Miles de personas tienen mascotas en conjuntos residenciales sometidos al régimen de propiedad horizontal, lo que en ocasiones puede generar situaciones que afectan la convivencia.
Estos espacios se rigen por normas específicas que orientan el comportamiento de los residentes y establecen reglas claras para garantizar el respeto entre vecinos.
Dentro de esta normativa se contemplan disposiciones relacionadas con la tenencia de animales, cuyo propósito es asegurar la limpieza, la seguridad y la tranquilidad en las áreas comunes.
Las unidades residenciales bajo propiedad horizontal cuentan con reglamentos que fijan derechos, deberes y posibles sanciones para quienes incumplan las reglas, por lo que es fundamental que los propietarios las conozcan.

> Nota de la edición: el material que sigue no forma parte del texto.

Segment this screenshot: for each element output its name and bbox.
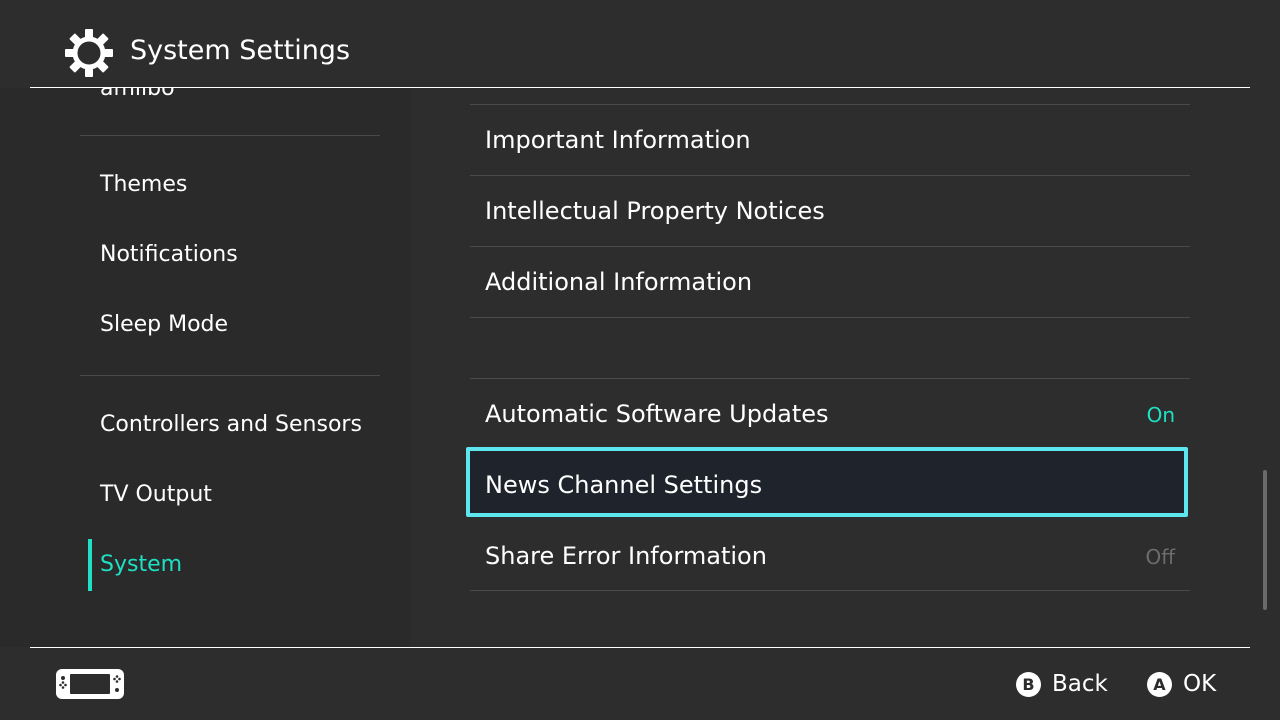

Las administraciones pueden imponer multas a quienes infrinjan estas disposiciones. Dichas sanciones pueden llegar hasta el valor del canon de arrendamiento, pero no superarlo.

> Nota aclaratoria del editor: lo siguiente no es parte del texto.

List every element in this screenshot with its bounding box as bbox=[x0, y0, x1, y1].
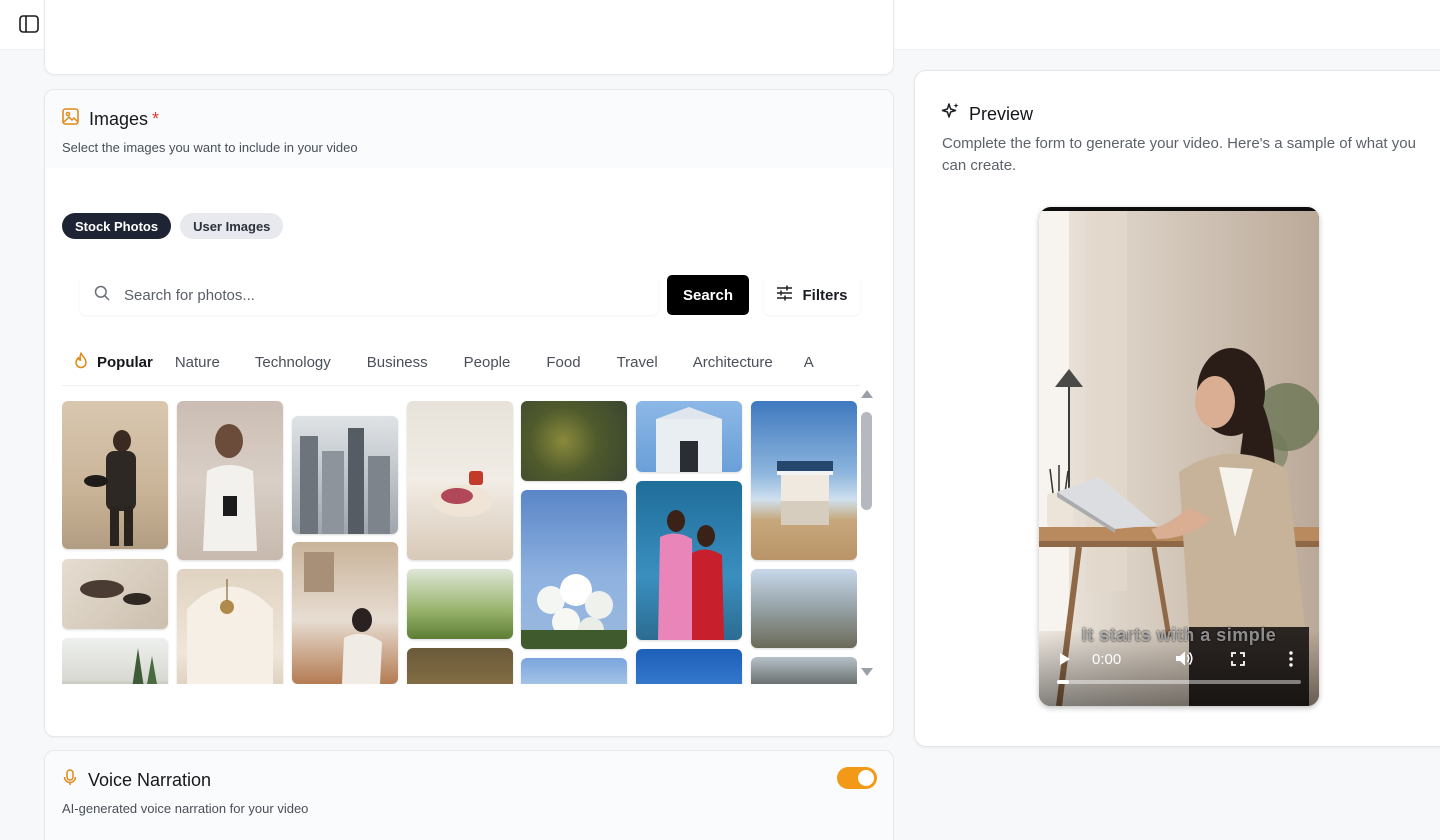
image-icon bbox=[62, 108, 79, 130]
voice-narration-subtitle: AI-generated voice narration for your vi… bbox=[62, 801, 309, 816]
stock-photo[interactable] bbox=[407, 569, 513, 639]
images-section-title: Images bbox=[89, 108, 149, 129]
video-progress-bar[interactable] bbox=[1057, 680, 1301, 684]
stock-photo[interactable] bbox=[751, 657, 857, 684]
filters-label: Filters bbox=[802, 286, 848, 304]
category-people[interactable]: People bbox=[464, 354, 511, 371]
scroll-down-arrow-icon[interactable] bbox=[861, 668, 873, 676]
voice-narration-title: Voice Narration bbox=[88, 769, 212, 790]
form-column: Images * Select the images you want to i… bbox=[44, 0, 894, 840]
category-label: Popular bbox=[97, 354, 153, 371]
search-icon bbox=[94, 285, 110, 306]
sliders-icon bbox=[776, 285, 793, 305]
flame-icon bbox=[74, 352, 88, 373]
images-section-subtitle: Select the images you want to include in… bbox=[62, 140, 358, 155]
stock-photo[interactable] bbox=[521, 490, 627, 649]
voice-narration-card: Voice Narration AI-generated voice narra… bbox=[44, 750, 894, 840]
scroll-up-arrow-icon[interactable] bbox=[861, 390, 873, 398]
stock-photo[interactable] bbox=[177, 569, 283, 684]
stock-photo[interactable] bbox=[62, 559, 168, 629]
stock-photo[interactable] bbox=[636, 481, 742, 640]
stock-photo[interactable] bbox=[751, 569, 857, 648]
stock-photo[interactable] bbox=[636, 401, 742, 472]
tab-stock-photos[interactable]: Stock Photos bbox=[62, 213, 172, 239]
stock-photo[interactable] bbox=[751, 401, 857, 560]
previous-section-card bbox=[44, 0, 894, 75]
video-current-time: 0:00 bbox=[1092, 651, 1122, 668]
stock-photo-gallery bbox=[62, 401, 857, 684]
stock-photo[interactable] bbox=[292, 542, 398, 684]
category-tabs: Popular Nature Technology Business Peopl… bbox=[62, 340, 860, 386]
toggle-knob bbox=[858, 770, 874, 786]
search-box bbox=[80, 275, 658, 315]
stock-photo[interactable] bbox=[62, 638, 168, 684]
stock-photo[interactable] bbox=[407, 648, 513, 684]
voice-narration-header: Voice Narration AI-generated voice narra… bbox=[45, 751, 893, 840]
stock-photo[interactable] bbox=[177, 401, 283, 560]
sparkles-icon bbox=[941, 102, 960, 126]
stock-photo[interactable] bbox=[407, 401, 513, 560]
category-business[interactable]: Business bbox=[367, 354, 428, 371]
video-controls: 0:00 bbox=[1039, 630, 1319, 706]
stock-photo[interactable] bbox=[292, 416, 398, 534]
images-section-header: Images * Select the images you want to i… bbox=[45, 90, 893, 168]
preview-description: Complete the form to generate your video… bbox=[942, 135, 1416, 174]
category-technology[interactable]: Technology bbox=[255, 354, 331, 371]
preview-title: Preview bbox=[969, 103, 1034, 124]
category-travel[interactable]: Travel bbox=[617, 354, 658, 371]
category-food[interactable]: Food bbox=[546, 354, 580, 371]
volume-icon[interactable] bbox=[1175, 650, 1194, 672]
image-source-tabs: Stock Photos User Images bbox=[62, 213, 284, 239]
images-section-card: Images * Select the images you want to i… bbox=[44, 89, 894, 737]
sample-video-player[interactable]: It starts with a simple 0:00 bbox=[1039, 207, 1319, 706]
stock-photo[interactable] bbox=[521, 401, 627, 481]
category-nature[interactable]: Nature bbox=[175, 354, 220, 371]
gallery-scrollbar[interactable] bbox=[860, 390, 874, 680]
video-progress-fill bbox=[1057, 680, 1070, 684]
microphone-icon bbox=[62, 769, 78, 791]
play-icon[interactable] bbox=[1059, 652, 1071, 671]
more-options-icon[interactable] bbox=[1289, 651, 1293, 672]
search-button[interactable]: Search bbox=[667, 275, 749, 315]
voice-narration-toggle[interactable] bbox=[837, 767, 877, 789]
stock-photo[interactable] bbox=[521, 658, 627, 684]
fullscreen-icon[interactable] bbox=[1231, 652, 1245, 671]
category-more[interactable]: A bbox=[804, 354, 814, 371]
preview-card: Preview Complete the form to generate yo… bbox=[914, 70, 1440, 747]
stock-photo[interactable] bbox=[636, 649, 742, 684]
tab-user-images[interactable]: User Images bbox=[180, 213, 284, 239]
stock-photo[interactable] bbox=[62, 401, 168, 549]
category-architecture[interactable]: Architecture bbox=[693, 354, 773, 371]
search-input[interactable] bbox=[124, 286, 624, 304]
required-marker: * bbox=[152, 108, 160, 129]
photo-search-row: Search Filters bbox=[80, 275, 860, 315]
scroll-thumb[interactable] bbox=[861, 412, 872, 510]
sidebar-panel-icon[interactable] bbox=[18, 14, 40, 34]
category-popular[interactable]: Popular bbox=[74, 352, 153, 373]
filters-button[interactable]: Filters bbox=[764, 275, 860, 315]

Además, el incumplimiento también puede acarrear consecuencias según el Código Nacional de Policía y Convivencia, que en su artículo 126 señala que los dueños o tenedores de animales deben evitar que estos representen riesgos o perturben la seguridad y tranquilidad de la comunidad.
Entre las exigencias se encuentra llevar a los perros con collar y correa y, en el caso de razas consideradas potencialmente peligrosas, también con bozal.
En el caso de los gatos, los dueños deben garantizar que no circulen de manera libre por los espacios comunes o ingresen a otras propiedades.
Las multas pueden variar según la gravedad de la falta: una multa tipo 1 equivale aproximadamente a 130.000 pesos, mientras que una tipo 2 puede ascender a unos 260.000 pesos.
Entre las infracciones más frecuentes está permitir que las mascotas transiten sin correa en las zonas comunes. Si el animal ocasiona daños, el propietario debe responder por ellos.
También es común el incumplimiento de la obligación de recoger los desechos, por lo que los dueños deben portar bolsas y depositarlos en los recipientes destinados para tal fin.
Finalmente, ante cualquier incidente o ataque, es necesario dar aviso a las autoridades competentes.
Procedimiento para imponer una sanción
- Convocatoria: Debe efectuarse con una anticipación mínima de 15 días calendario antes de la primera citación.
- Notificación: Es obligatorio informar a cada propietario en la última dirección que tenga registrada.
- Derecho de defensa: El copropietario puede presentar las justificaciones correspondientes por su inasistencia.
- Análisis de la defensa: La autoridad encargada de sancionar determinará si admite las pruebas y si procede la imposición de la multa.